Found 500 images belonging to 2 classes
and as I explore it as below:
# Explore the data
train_images, train_labels = train_data.next()
train_images_aug, train_labels_aug = train_data_aug.next()
test_images_aug, test_labels_aug = test_data.next()
print('train_data: ', len(train_data), train_images.shape, train_labels.shape)
print('train_data_aug: ', len(train_data_aug), train_images_aug.shape, train_labels_aug.shape)
print('test_data: ', len(test_data), test_images_aug.shape, test_labels_aug.shape)
it returns:
train_data: 47 (32, 224, 224, 3) (32,)
train_data_aug: 47 (32, 224, 224, 3) (32,)
test_data: 16 (32, 224, 224, 3) (32,)
I then build and compile the model and I specify bacth_size
as None
in the InputLayer
:
from tensorflow.keras.models import Sequential
from tensorflow.keras.layers import InputLayer, Conv2D, MaxPool2D, Flatten, Dense
from tensorflow.keras.activations import relu, sigmoid
from tensorflow.keras.optimizers import Adam
from tensorflow.keras.losses import BinaryCrossentropy
from tensorflow.keras.metrics import binary_accuracy
# create the model
model = Sequential()
# Add the input layer
INPUT_SHAPE = (224, 224, 3)
model.add(InputLayer(input_shape=INPUT_SHAPE,
batch_size=None, # I enetered the batch size here as None
))
# Add the hidden layers
model.add(Conv2D(filters=10,
kernel_size=3,
strides=1,
padding='valid',
activation=relu))
model.add(MaxPool2D(pool_size=(2, 2), strides=None, padding='valid'))
# Add the flatten layer
model.add(Flatten())
# Add the output layer
model.add(Dense(units=1, activation=sigmoid))
# Compile the model
model.compile(optimizer=Adam(),
loss=BinaryCrossentropy(),
metrics=[binary_accuracy])
And then fit the model and I specify batch_size as None
history = model.fit(train_data_aug,
batch_size=None, # bacth_size defined as None
epochs=5,
verbose=1,
validation_data=test_data,
steps_per_epoch=len(train_data_aug),
validation_steps=len(test_data))
The model works fine and when trained on only 5 epochs, has a val_binary_accuracy
of 81 percent.
In what situations the batch size in the other two should be used and is possible to define the batch_size
in all of them or it may cause a problem?
Batch Size is the number of samples per gradient update.

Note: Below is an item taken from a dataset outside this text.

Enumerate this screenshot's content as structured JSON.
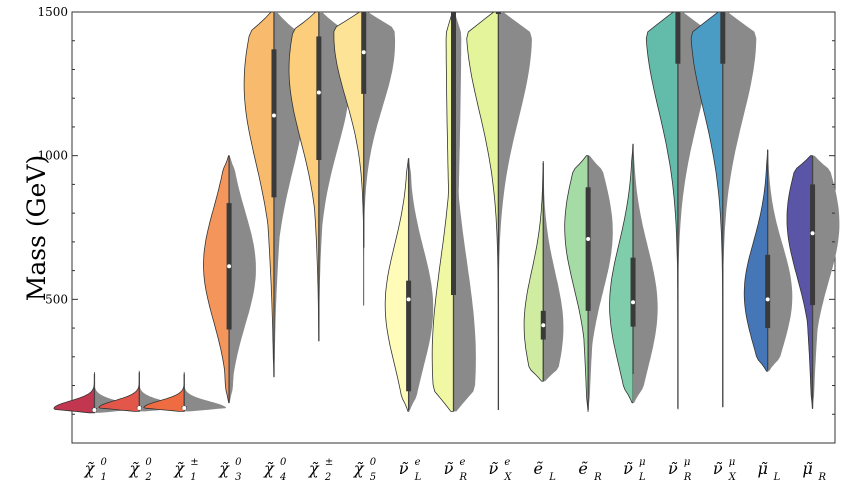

If it is unspecified like you have in your model.fit() it defaults to 32. However, your data is in the form of a generator which already has batches. So you don't have to specify a batch size.
From Tensorflow Docs: https://www.tensorflow.org/api_docs/python/tf/keras/Model
Do not specify the batch_size if your data is in the form of datasets, generators, or
keras.utils.Sequence instances (since they generate batches).